New teachers once shared the unhappy experience of being set adrift in their first classrooms, relying only on what they had learned in preservice courses or picked up from brief stints of student teaching. This is fortunately no longer the case, for preservice and inservice programs have wisely enlisted practicing veteran teachers as mentors to help beginning teachers start their careers with confidence and support. Mentoring enables beginning teachers to explore their beliefs and challenge their assumptions about teaching under the watchful guidance of more experienced colleagues.

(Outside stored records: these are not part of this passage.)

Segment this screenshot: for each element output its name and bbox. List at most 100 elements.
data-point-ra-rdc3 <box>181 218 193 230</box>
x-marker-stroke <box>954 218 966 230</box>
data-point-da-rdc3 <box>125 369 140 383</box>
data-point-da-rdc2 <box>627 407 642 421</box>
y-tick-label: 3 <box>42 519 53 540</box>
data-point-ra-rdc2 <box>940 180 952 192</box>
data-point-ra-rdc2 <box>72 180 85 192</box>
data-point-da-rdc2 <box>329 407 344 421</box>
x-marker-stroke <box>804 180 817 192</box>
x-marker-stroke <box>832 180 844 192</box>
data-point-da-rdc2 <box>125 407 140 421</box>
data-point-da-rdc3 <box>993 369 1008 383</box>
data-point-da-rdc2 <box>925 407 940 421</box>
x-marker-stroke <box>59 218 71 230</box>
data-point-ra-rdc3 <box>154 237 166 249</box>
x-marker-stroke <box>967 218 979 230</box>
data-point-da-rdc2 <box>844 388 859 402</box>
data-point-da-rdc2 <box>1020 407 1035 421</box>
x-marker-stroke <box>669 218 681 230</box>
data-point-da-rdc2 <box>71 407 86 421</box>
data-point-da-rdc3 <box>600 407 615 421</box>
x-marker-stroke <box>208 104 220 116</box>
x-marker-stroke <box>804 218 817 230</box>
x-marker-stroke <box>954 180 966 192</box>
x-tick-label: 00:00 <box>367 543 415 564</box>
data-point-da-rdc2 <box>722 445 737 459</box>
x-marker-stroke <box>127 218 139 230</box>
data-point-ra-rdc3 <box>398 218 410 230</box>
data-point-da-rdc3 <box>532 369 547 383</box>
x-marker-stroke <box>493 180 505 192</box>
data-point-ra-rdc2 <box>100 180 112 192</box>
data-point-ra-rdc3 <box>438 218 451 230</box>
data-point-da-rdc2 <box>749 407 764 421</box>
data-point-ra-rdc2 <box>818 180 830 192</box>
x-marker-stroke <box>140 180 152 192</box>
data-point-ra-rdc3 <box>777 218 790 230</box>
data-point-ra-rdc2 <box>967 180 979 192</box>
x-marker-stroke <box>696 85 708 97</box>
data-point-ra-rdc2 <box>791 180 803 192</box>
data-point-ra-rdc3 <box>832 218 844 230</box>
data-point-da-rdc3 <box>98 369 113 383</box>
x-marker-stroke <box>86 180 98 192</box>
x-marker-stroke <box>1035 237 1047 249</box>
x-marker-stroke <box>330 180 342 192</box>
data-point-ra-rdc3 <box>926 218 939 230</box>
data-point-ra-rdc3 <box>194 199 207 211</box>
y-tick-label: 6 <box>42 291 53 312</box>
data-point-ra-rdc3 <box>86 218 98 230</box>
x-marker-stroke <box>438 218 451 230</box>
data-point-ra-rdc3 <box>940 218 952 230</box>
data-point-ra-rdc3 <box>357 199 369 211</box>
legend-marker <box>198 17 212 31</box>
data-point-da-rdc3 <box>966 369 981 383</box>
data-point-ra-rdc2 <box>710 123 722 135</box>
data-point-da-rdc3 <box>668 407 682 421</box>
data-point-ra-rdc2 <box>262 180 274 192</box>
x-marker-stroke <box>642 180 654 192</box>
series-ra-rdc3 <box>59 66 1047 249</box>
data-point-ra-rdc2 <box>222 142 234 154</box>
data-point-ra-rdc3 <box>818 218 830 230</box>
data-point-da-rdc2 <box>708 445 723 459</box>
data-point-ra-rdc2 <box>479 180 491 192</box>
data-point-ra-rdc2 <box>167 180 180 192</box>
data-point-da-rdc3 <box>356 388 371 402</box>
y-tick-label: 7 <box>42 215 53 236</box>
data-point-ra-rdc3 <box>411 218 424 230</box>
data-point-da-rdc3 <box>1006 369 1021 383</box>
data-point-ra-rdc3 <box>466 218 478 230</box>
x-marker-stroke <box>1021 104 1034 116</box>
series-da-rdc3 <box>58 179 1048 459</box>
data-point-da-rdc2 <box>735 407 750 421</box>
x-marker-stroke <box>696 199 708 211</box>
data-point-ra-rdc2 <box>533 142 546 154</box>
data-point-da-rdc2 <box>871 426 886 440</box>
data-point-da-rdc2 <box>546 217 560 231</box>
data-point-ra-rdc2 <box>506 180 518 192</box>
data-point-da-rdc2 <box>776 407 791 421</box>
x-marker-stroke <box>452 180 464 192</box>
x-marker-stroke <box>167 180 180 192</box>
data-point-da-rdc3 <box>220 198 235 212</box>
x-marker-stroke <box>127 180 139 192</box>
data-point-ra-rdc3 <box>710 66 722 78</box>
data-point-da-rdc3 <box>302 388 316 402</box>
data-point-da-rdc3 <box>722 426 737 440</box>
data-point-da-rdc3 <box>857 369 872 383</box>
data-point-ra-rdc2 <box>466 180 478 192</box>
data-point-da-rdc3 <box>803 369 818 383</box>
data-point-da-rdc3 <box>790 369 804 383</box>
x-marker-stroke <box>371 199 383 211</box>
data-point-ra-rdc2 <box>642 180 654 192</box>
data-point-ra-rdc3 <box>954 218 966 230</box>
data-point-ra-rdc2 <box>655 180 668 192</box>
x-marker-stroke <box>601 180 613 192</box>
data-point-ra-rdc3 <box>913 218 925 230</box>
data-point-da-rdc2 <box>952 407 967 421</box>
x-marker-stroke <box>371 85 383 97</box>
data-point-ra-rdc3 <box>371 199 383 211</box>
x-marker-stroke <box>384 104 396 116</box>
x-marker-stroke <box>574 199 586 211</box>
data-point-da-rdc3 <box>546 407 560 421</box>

This book offers strategies for those K-12 teachers who work as mentors with beginning teachers in their school districts. The authors provide a view of mentoring beginning teachers that is enlightening and rewarding for both the mentor and the novice. By modeling reflective thinking practices mentors enhance both their own and the beginning teacher's professional growth. And drawing from their own experiences, mentors respond to questions from novices with practical ideas supported by sound theoretical principles.
The authors illustrate how to move the beginning teacher beyond the typical plan-teach-evaluate mode to a higher level of joint assessment and reflection. The authors provide philosophical insights, a theoretical framework, and mentoring models and strategies for working with beginning educators. Specific teacher anecdotes, journal entries, reflective writings, and other illustrations provide examples of ongoing mentor/beginning teacher communications. Also included are recommendations for mentor/beginning teacher pairings, questions to open collegial conversations, prompts for teacher reflection, and a section on the most commonly asked mentor questions. These practical ideas, substantiated by theoretical principles, encourage a rich, rewarding mentoring experience for both the mentor and the beginning teacher.